日本地球惑星科学連合2021年大会

講演情報

[J] 口頭発表

セッション記号 M (領域外・複数領域) » M-IS ジョイント

[M-IS15] 津波堆積物:東北地方太平洋沖地震後10年の成果と今後の展望

2021年6月6日(日) 15:30 〜 17:00 Ch.17 (Zoom会場17)

コンビーナ:山田 昌樹(信州大学理学部理学科地球学コース)、石澤 尭史(東北大学 災害科学国際研究所)、渡部 真史(中央大学)、谷川 晃一朗(国立研究開発法人産業技術総合研究所 活断層・火山研究部門)、座長:渡部 真史(中央大学)、谷川 晃一朗(国立研究開発法人産業技術総合研究所 活断層・火山研究部門)

16:45 〜 17:00

[MIS15-08] 視認困難な津波堆積物の識別手段:2011年東北沖津波での検討

*篠崎 鉄哉1、澤井 祐紀1、松本 弾1、谷川 晃一朗1 (1.産業技術総合研究所活断層・火山研究部門)

キーワード:視認困難な津波堆積物、2011年東北沖津波、青森、粒径分布、有機地球化学

視認困難な津波堆積物の識別を目的として,青森県おいらせ町の沿岸域で2011年東北沖津波による堆積物を対象とした掘削調査を行った.過去に発生した津波の痕跡は必ずしも肉眼で確認できる状態で地層中に保存されているわけではない.津波の規模が小さい場合や津波浸水限界付近では,津波の流体力が弱いために粒径の大きい堆積物が厚く堆積しないためである.津波の履歴・規模を正しく推定するためには,視認可能な堆積物だけでなく,視認困難な堆積物を識別する必要があり,その手段の確立が求められている.

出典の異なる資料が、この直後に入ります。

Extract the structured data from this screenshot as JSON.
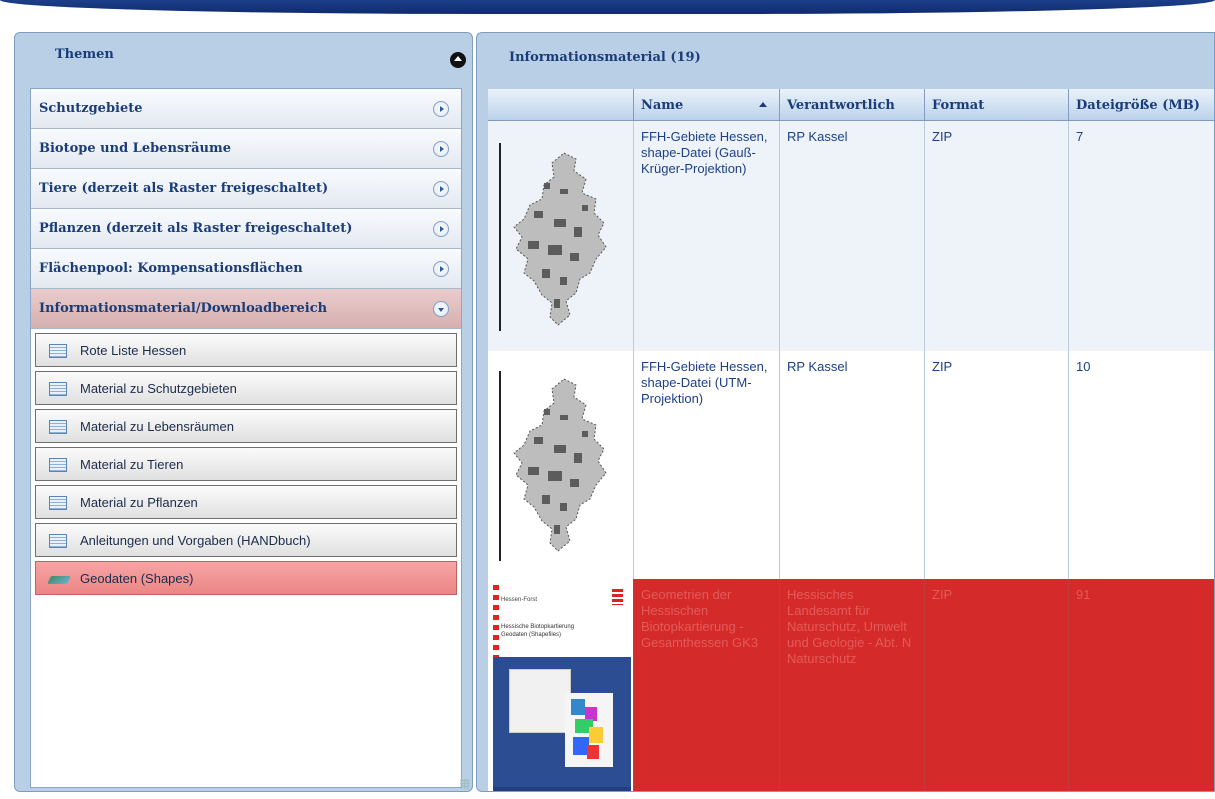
{
  "left_panel": {
    "title": "Themen",
    "categories": [
      {
        "label": "Schutzgebiete"
      },
      {
        "label": "Biotope und Lebensräume"
      },
      {
        "label": "Tiere (derzeit als Raster freigeschaltet)"
      },
      {
        "label": "Pflanzen (derzeit als Raster freigeschaltet)"
      },
      {
        "label": "Flächenpool: Kompensationsflächen"
      },
      {
        "label": "Informationsmaterial/Downloadbereich"
      }
    ],
    "subitems": [
      {
        "label": "Rote Liste Hessen"
      },
      {
        "label": "Material zu Schutzgebieten"
      },
      {
        "label": "Material zu Lebensräumen"
      },
      {
        "label": "Material zu Tieren"
      },
      {
        "label": "Material zu Pflanzen"
      },
      {
        "label": "Anleitungen und Vorgaben (HANDbuch)"
      },
      {
        "label": "Geodaten (Shapes)"
      }
    ]
  },
  "right_panel": {
    "title": "Informationsmaterial (19)",
    "columns": {
      "name": "Name",
      "responsible": "Verantwortlich",
      "format": "Format",
      "size": "Dateigröße (MB)"
    },
    "rows": [
      {
        "name": "FFH-Gebiete Hessen, shape-Datei (Gauß-Krüger-Projektion)",
        "responsible": "RP Kassel",
        "format": "ZIP",
        "size": "7"
      },
      {
        "name": "FFH-Gebiete Hessen, shape-Datei (UTM-Projektion)",
        "responsible": "RP Kassel",
        "format": "ZIP",
        "size": "10"
      },
      {
        "name": "Geometrien der Hessischen Biotopkartierung - Gesamthessen GK3",
        "responsible": "Hessisches Landesamt für Naturschutz, Umwelt und Geologie - Abt. N Naturschutz",
        "format": "ZIP",
        "size": "91"
      }
    ],
    "cover": {
      "header": "Hessen-Forst",
      "title_line1": "Hessische Biotopkartierung",
      "title_line2": "Geodaten (Shapefiles)"
    }
  },
  "colors": {
    "accent_blue": "#1a3d7a",
    "selected_row": "#d42a2a",
    "panel_bg": "#b9cfe6"
  }
}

視認困難な津波堆積物を識別する手段を検討するにあたり,津波浸水域や堆積物の分布がわかっている2011年東北沖津波を対象とした.2020年10月に青森県おいらせ町の防砂林内で海岸線に直交する方向に2本の測線を設定し,海岸線から300 m程度離れた津波遡上限界付近の計12地点で深さ20 cm程度のブロック状試料を採取した.肉眼観察の結果,上位に4〜9 cm厚の土壌層があり,その下位に厚い細粒〜中粒砂層がみられた.2011年東北沖津波で形成したものと考えられる堆積物は,海岸線に比較的近い地点では土壌層中に挟在する層厚1.5〜4 cmの細粒〜中粒砂層として観察することができるが,より内陸の地点においては,この砂層を肉眼で観察することはできなかった.CT写真および含砂率の深度分布の結果からも,肉眼観察と同様に,内陸側の地点の土壌層中に明確なイベント層は識別できなかった.調査地域の津波遡上限界は海岸線から約300 mで,津波堆積物の主な供給源と考えられる砂浜から約150 mと近いため,風によって定常的に砂が運ばれており,CT写真および含砂率での識別が困難であった可能性が考えられる.発表では,これらの結果と併せて,粒度分析および有機地球化学分析の結果から議論を行う.